Enaltece também a qualidade do mar de Peniche para o surf, porque é óbvio que os "melhores surfistas querem as melhores ondas". "Esta praia ganhou muito mais vida com o surf", frisa.

Joaquim admite que a terra podia fazer mais, e que "há coisas a melhorar". "Mas não podemos ser radicais ao ponto de dizer que isto [a etapa] é mau para a terra", afirma. "Vivo no meio do ramo hoteleiro desde os 9 anos. Podia ser melhor? Podia, não temos as condições de outros concelhos. Mas temos o mais importante: as pessoas que vêm a Peniche. Cabe às autoridades evoluírem isto, porque temos tudo para ser o Algarve do Oeste", garante.

Ferreira venceu a etapa

O Moche Rip Curl Pro 2018 acabou por ser ganho pelo brasileiro Ítalo Ferreira que na final venceu o francês Joan Duru, naquela que foi uma surpresa para alguns, que esperavam que ficasse decidido o título de campeão do mundo.
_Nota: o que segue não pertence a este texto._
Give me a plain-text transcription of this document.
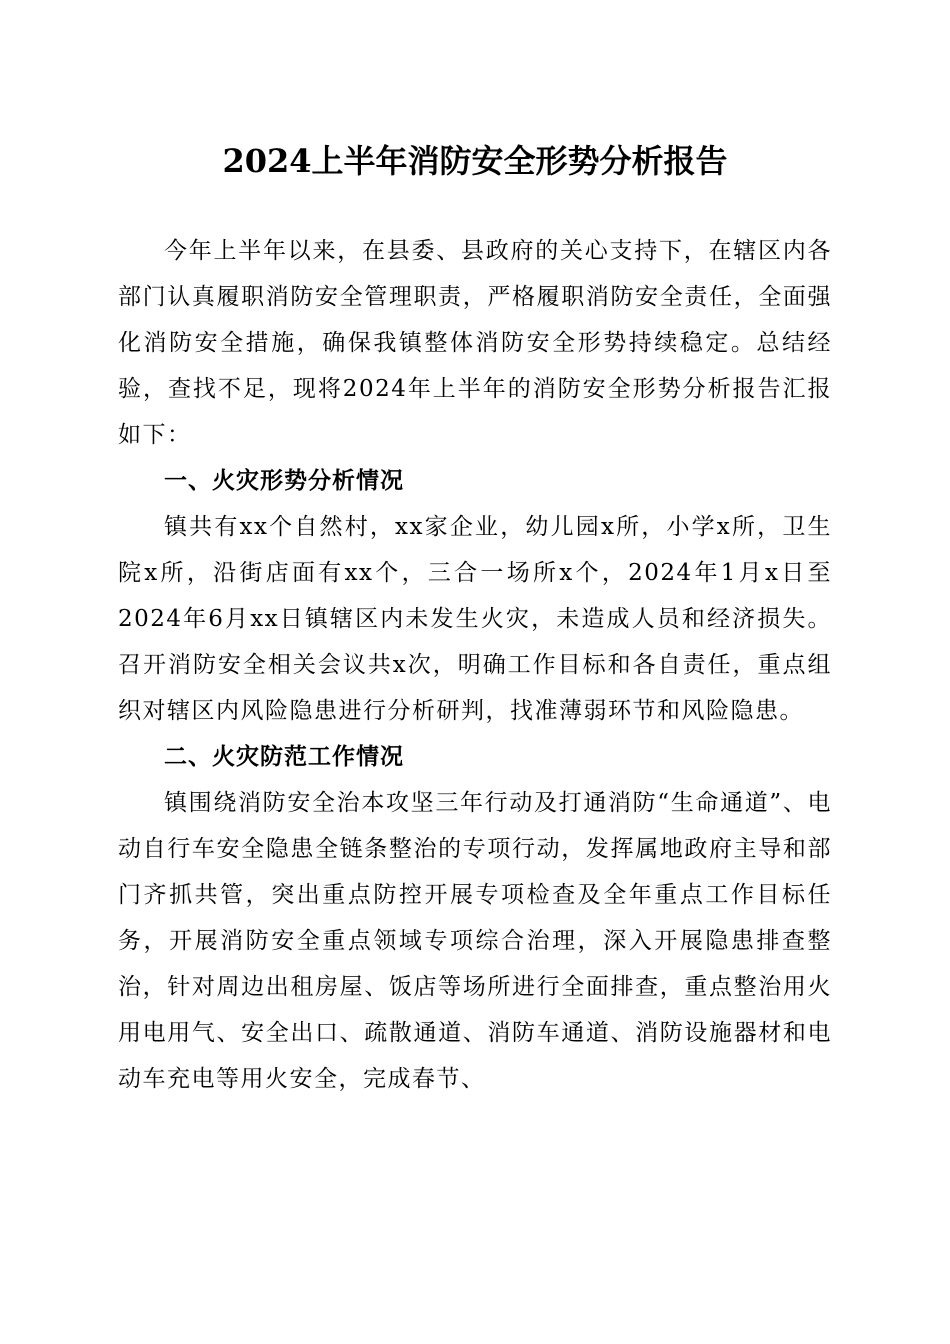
2024上半年消防安全形势分析报告

今年上半年以来，在县委、县政府的关心支持下，在辖区内各部门认真履职消防安全管理职责，严格履职消防安全责任，全面强化消防安全措施，确保我镇整体消防安全形势持续稳定。总结经验，查找不足，现将2024年上半年的消防安全形势分析报告汇报如下：

一、火灾形势分析情况

镇共有xx个自然村，xx家企业，幼儿园x所，小学x所，卫生院x所，沿街店面有xx个，三合一场所x个，2024年1月x日至2024年6月xx日镇辖区内未发生火灾，未造成人员和经济损失。召开消防安全相关会议共x次，明确工作目标和各自责任，重点组织对辖区内风险隐患进行分析研判，找准薄弱环节和风险隐患。

二、火灾防范工作情况

镇围绕消防安全治本攻坚三年行动及打通消防“生命通道”、电动自行车安全隐患全链条整治的专项行动，发挥属地政府主导和部门齐抓共管，突出重点防控开展专项检查及全年重点工作目标任务，开展消防安全重点领域专项综合治理，深入开展隐患排查整治，针对周边出租房屋、饭店等场所进行全面排查，重点整治用火用电用气、安全出口、疏散通道、消防车通道、消防设施器材和电动车充电等用火安全，完成春节、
Gabriel Medina, brasileiro de 24 anos que na quinta-feira teve o apoio de Neymar, precisava de vencer a etapa para se sagrar campeão mundial pela segunda vez, depois de o ter sido em 2014. Com a eliminação do compatriota Filipe Toledo e do australiano Julian Wlson, a vitória dava-lhe o título.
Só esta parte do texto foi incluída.